Sleep deprivation affects mental performance, as anyone who has tried to work after an all-nighter can attest. Yet some professionals, including surgeons, firefighters and military personnel, must routinely work on little or no sleep. A study by researchers at the University of Texas at Austin found the sleepy brain’s Achilles’ heel—open-ended problem solving—and thus may help improve worker training in these demanding fields.

The study, which was published in Sleep in March, consisted of two types of learning tests. In the first test, sleep-deprived students were asked to cate­gorize drawings of fictional animals as either “A” or “not A,” an open-ended task that depended on the students’ ability to remember criteria for “A” and apply it consistently. In the second test, the students sorted two types of fic­tional animals, “A” and “B.” The second test was more complex in that it re­quired students to learn criteria for two animals instead of one, but surprisingly, sleep deprivation had the largest effect on the first test.

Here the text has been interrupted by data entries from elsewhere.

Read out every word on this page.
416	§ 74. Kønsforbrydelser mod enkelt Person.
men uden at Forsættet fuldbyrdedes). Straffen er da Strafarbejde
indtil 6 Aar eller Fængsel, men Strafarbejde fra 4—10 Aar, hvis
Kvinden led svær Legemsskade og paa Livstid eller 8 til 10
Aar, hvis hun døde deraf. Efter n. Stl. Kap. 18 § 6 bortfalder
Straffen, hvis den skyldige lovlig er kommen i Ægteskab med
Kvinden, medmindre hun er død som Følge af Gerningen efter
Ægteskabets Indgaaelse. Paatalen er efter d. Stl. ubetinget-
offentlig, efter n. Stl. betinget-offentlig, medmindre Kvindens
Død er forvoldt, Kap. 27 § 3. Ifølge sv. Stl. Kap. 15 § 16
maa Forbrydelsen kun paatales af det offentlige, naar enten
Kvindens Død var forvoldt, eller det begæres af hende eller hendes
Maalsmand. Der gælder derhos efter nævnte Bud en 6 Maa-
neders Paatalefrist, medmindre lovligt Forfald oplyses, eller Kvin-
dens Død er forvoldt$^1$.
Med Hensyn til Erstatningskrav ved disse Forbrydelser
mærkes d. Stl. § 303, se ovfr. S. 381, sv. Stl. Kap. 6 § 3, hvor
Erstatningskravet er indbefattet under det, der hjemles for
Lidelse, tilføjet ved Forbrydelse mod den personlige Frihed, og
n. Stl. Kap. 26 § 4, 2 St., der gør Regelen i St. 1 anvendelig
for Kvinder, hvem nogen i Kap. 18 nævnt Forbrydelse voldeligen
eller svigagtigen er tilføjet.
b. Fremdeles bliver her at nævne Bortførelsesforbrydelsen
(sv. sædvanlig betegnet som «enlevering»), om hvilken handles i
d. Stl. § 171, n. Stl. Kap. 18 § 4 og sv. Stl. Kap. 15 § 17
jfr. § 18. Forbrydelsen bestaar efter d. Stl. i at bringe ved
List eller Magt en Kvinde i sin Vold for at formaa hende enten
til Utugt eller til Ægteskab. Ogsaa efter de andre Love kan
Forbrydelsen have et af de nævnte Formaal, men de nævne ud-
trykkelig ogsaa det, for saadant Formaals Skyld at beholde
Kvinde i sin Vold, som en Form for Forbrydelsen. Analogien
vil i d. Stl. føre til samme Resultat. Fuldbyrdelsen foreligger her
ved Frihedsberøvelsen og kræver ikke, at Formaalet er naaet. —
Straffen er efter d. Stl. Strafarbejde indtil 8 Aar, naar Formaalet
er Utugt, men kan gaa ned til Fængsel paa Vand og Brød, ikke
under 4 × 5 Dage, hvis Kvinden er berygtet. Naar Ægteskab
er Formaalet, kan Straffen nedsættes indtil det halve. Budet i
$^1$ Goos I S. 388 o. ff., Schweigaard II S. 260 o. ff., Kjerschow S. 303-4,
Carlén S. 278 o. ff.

The researchers suspect that attention lapses—one of the main consequences of sleep loss—are to blame. Previous studies suggest that open-ended tasks, such as the first test, require more focused attention than those that offer two clear choices, as the second test did. “When we get sleep-deprived, some of our brain’s learning systems operate better than others,” notes Todd Maddox, the study’s lead author. Fortunately, Maddox says, the more we know about the sleep-deprived brain, the better we can train people to work around its shortcomings.